F tipi, tarihte zindan evriminin son halkasıdır
F tipi, onu önceleyen ve adeta bir laboratuar olarak kullanılan tüm deneyim ve birikimlerden süzülerek biçimlendirilmiştir. Ne var ki inceltilmiş halde de olsa, çıplak zora dayalı önceki örneklerden öz itibariyle farklı değildir. Anımsanacak olursa F tipleri henüz yapım aşamasındayken, içine siyasi tutsakların değil, “psikopatların” konacağı söylenmiş, kendine veya başkasına zarar verebilecek mahpusların cezalarının tek başına infazı için kullanılacağı imajı verilmişti. Psikopatlık tartışması bir yana, hücrenin, yalnızlaştırmanın sebep olacağı ruhsal ve giderek fiziksel sorunlara, uygulayıcının vakıf olduğu, yaşananların (hastalık, ölüm vb.) yeni olmadığı, pek çok örnekle sabittir.

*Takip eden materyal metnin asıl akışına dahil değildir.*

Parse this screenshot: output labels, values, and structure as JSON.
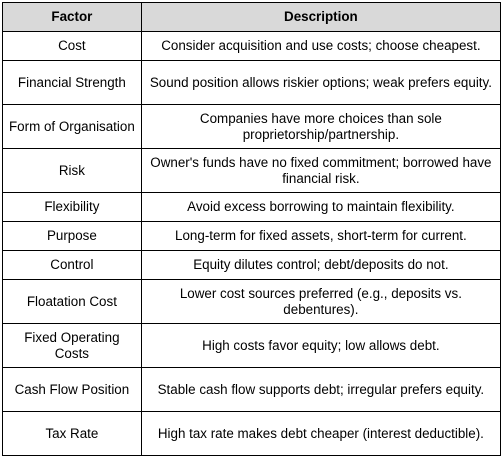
{
  "table": {
    "headers": [
      "Factor",
      "Description"
    ],
    "rows": [
      {
        "factor": "Cost",
        "description": "Consider acquisition and use costs; choose cheapest."
      },
      {
        "factor": "Financial Strength",
        "description": "Sound position allows riskier options; weak prefers equity."
      },
      {
        "factor": "Form of Organisation",
        "description": "Companies have more choices than sole proprietorship/partnership."
      },
      {
        "factor": "Risk",
        "description": "Owner's funds have no fixed commitment; borrowed have financial risk."
      },
      {
        "factor": "Flexibility",
        "description": "Avoid excess borrowing to maintain flexibility."
      },
      {
        "factor": "Purpose",
        "description": "Long-term for fixed assets, short-term for current."
      },
      {
        "factor": "Control",
        "description": "Equity dilutes control; debt/deposits do not."
      },
      {
        "factor": "Floatation Cost",
        "description": "Lower cost sources preferred (e.g., deposits vs. debentures)."
      },
      {
        "factor": "Fixed Operating Costs",
        "description": "High costs favor equity; low allows debt."
      },
      {
        "factor": "Cash Flow Position",
        "description": "Stable cash flow supports debt; irregular prefers equity."
      },
      {
        "factor": "Tax Rate",
        "description": "High tax rate makes debt cheaper (interest deductible)."
      }
    ]
  }
}
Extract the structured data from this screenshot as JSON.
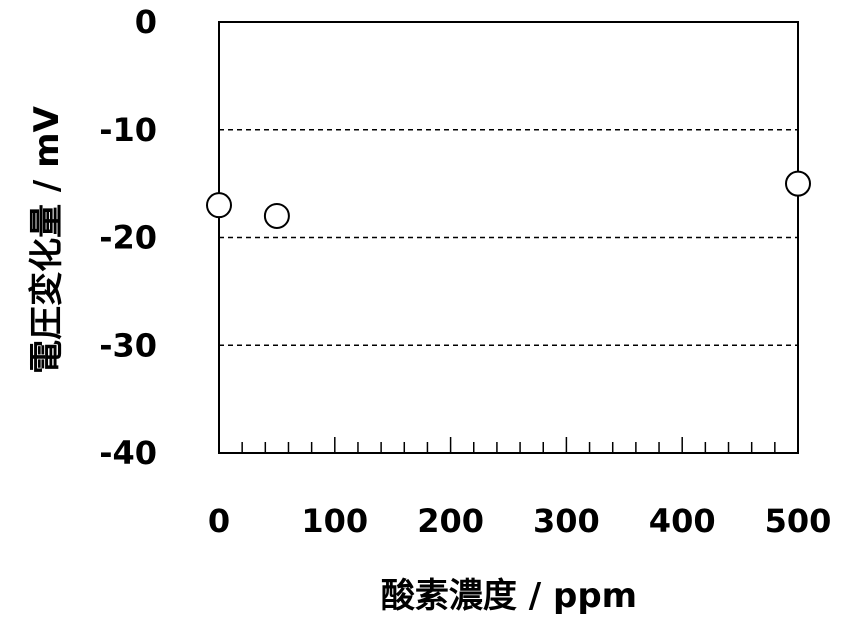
{
  "chart_data": {
    "type": "scatter",
    "xlabel": "酸素濃度 / ppm",
    "ylabel": "電圧変化量 / mV",
    "xlim": [
      0,
      500
    ],
    "ylim": [
      -40,
      0
    ],
    "x_ticks": [
      0,
      100,
      200,
      300,
      400,
      500
    ],
    "x_tick_labels": [
      "0",
      "100",
      "200",
      "300",
      "400",
      "500"
    ],
    "y_ticks": [
      0,
      -10,
      -20,
      -30,
      -40
    ],
    "y_tick_labels": [
      "0",
      "-10",
      "-20",
      "-30",
      "-40"
    ],
    "x_minor_step": 20,
    "gridlines_y": [
      -10,
      -20,
      -30
    ],
    "grid_style": "dashed",
    "marker": "open-circle",
    "series": [
      {
        "x": [
          0,
          50,
          500
        ],
        "y": [
          -17,
          -18,
          -15
        ]
      }
    ]
  }
}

Stendhal’ın Kırmızı ve Siyah’ında tutsak Julien, “Yalnız yaşamak!.. Ne azap!..” diye ifade eder bu durumu. Aynı romanda, “Zindanın kötü havası etkisini gösteriyor, Julien’in düşünme gücünü azaltıyordu,” ifadesi, tecridin düşünsel boyuttaki etkilerine dair sadece bir ipucudur. Çünkü bugünün hapishanelerine binlerce yıllık tecrübe içerilmiştir.

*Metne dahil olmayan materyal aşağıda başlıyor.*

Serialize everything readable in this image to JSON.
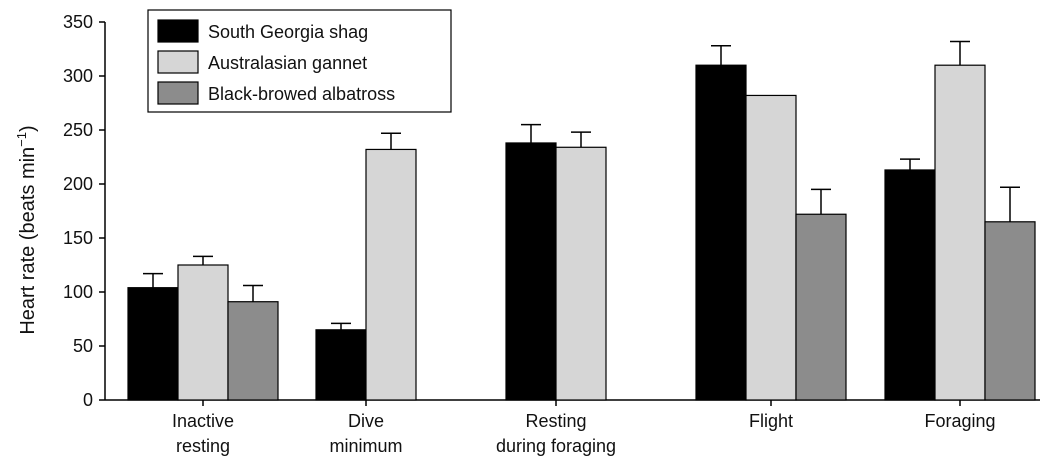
{
  "chart_data": {
    "type": "bar",
    "categories": [
      [
        "Inactive",
        "resting"
      ],
      [
        "Dive",
        "minimum"
      ],
      [
        "Resting",
        "during foraging"
      ],
      [
        "Flight"
      ],
      [
        "Foraging"
      ]
    ],
    "ylabel": "Heart rate (beats min",
    "ylabel_sup": "−1",
    "ylabel_close": ")",
    "ylim": [
      0,
      350
    ],
    "yticks": [
      0,
      50,
      100,
      150,
      200,
      250,
      300,
      350
    ],
    "grid": false,
    "legend_position": "top-left",
    "series": [
      {
        "name": "South Georgia shag",
        "color": "#000000",
        "values": [
          104,
          65,
          238,
          310,
          213
        ],
        "errors": [
          13,
          6,
          17,
          18,
          10
        ]
      },
      {
        "name": "Australasian gannet",
        "color": "#d6d6d6",
        "values": [
          125,
          232,
          234,
          282,
          310
        ],
        "errors": [
          8,
          15,
          14,
          0,
          22
        ]
      },
      {
        "name": "Black-browed albatross",
        "color": "#8c8c8c",
        "values": [
          91,
          null,
          null,
          172,
          165
        ],
        "errors": [
          15,
          null,
          null,
          23,
          32
        ]
      }
    ]
  }
}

Suç ve ceza çok karmaşık bir olgudur. Ne var ki “suçlu”yu yok etme veya muhalifi suçlu ilan etme, ezenlerin iktidarlarının her dönem ortak özelliği olmuştur. Bugün “tredman” diye güncellenen olgu, gerçekte “ıslah etme” adı altında insanın fikri ve ruhsal kolunu-kanadını kırma olayıdır. Bu bağlamda F tipinin hastalık üreten bir ortam olması veya ölümlerle sonuçlanan hastalıklar, bu zemini tasarlayanlar için ne sürprizdir ne de sorundur.
F tipi, tecridin yoğunlaşmış biçimidir
F tipinde tecrit ve yalnızlaştırma öylesine yoğunlaştırılmıştır ki hapishanenin fiziği de yönetmeliği de tutsakların hücreden çıkartıldıkları (avukat, aile ziyareti vb.) özel durumlarda dahi birbirleriyle karşılaşmalarına imkân tanımayan biçimde tasarlanmıştır. Bu durumu, ağırlaştırılmış müebbet cezası alanlarda çok daha net biçimde gözlemek mümkündür. Onlar, “F”nin içinde ikinci bir “F”ye kapatılırlar; adeta zindan içinde zindan yaşarlar.

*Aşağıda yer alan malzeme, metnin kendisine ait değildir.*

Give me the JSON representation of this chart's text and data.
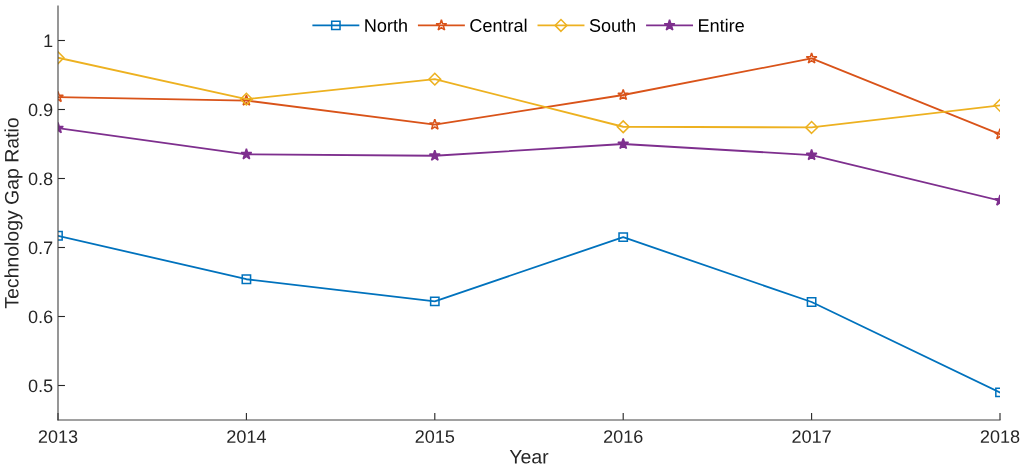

Yönetmeliğin, tutsağın ruhsal dünyasını da hedefine koyduğu, pek çok örnekle sabittir. Örneğin ağırlaştırılmış müebbet mahkûmu, açık görüşte diğer tutsaklardan farklı olarak iki kişiyle aynı anda görüşemez. Ziyarete anne ve babası gelmişse, önce biri alınmakta, diğeri dışarıda bekletilmektedir. İlk giren çıktıktan sonra geriye vakit kalırsa ikincisi alınmaktadır. Bu boyuttaki bir sosyal an’ın/ilişkinin çok görüldüğü, engellenmesinin önemsendiği bir planlamadır söz konusu olan. Böylece tutsağın sadece kendisi değil, dışarıdaki yakınları da, sadece bedeni değil yüreği de tecrit edilmiş olmaktadır. Bu bağlamda düşünüldüğünde Kürtçede tutsaklığın karşılığı olan “dilgirtin” kelimesinin “yüreğin kapatılması” anlamına gelmesi de bir tesadüf olmasa gerek.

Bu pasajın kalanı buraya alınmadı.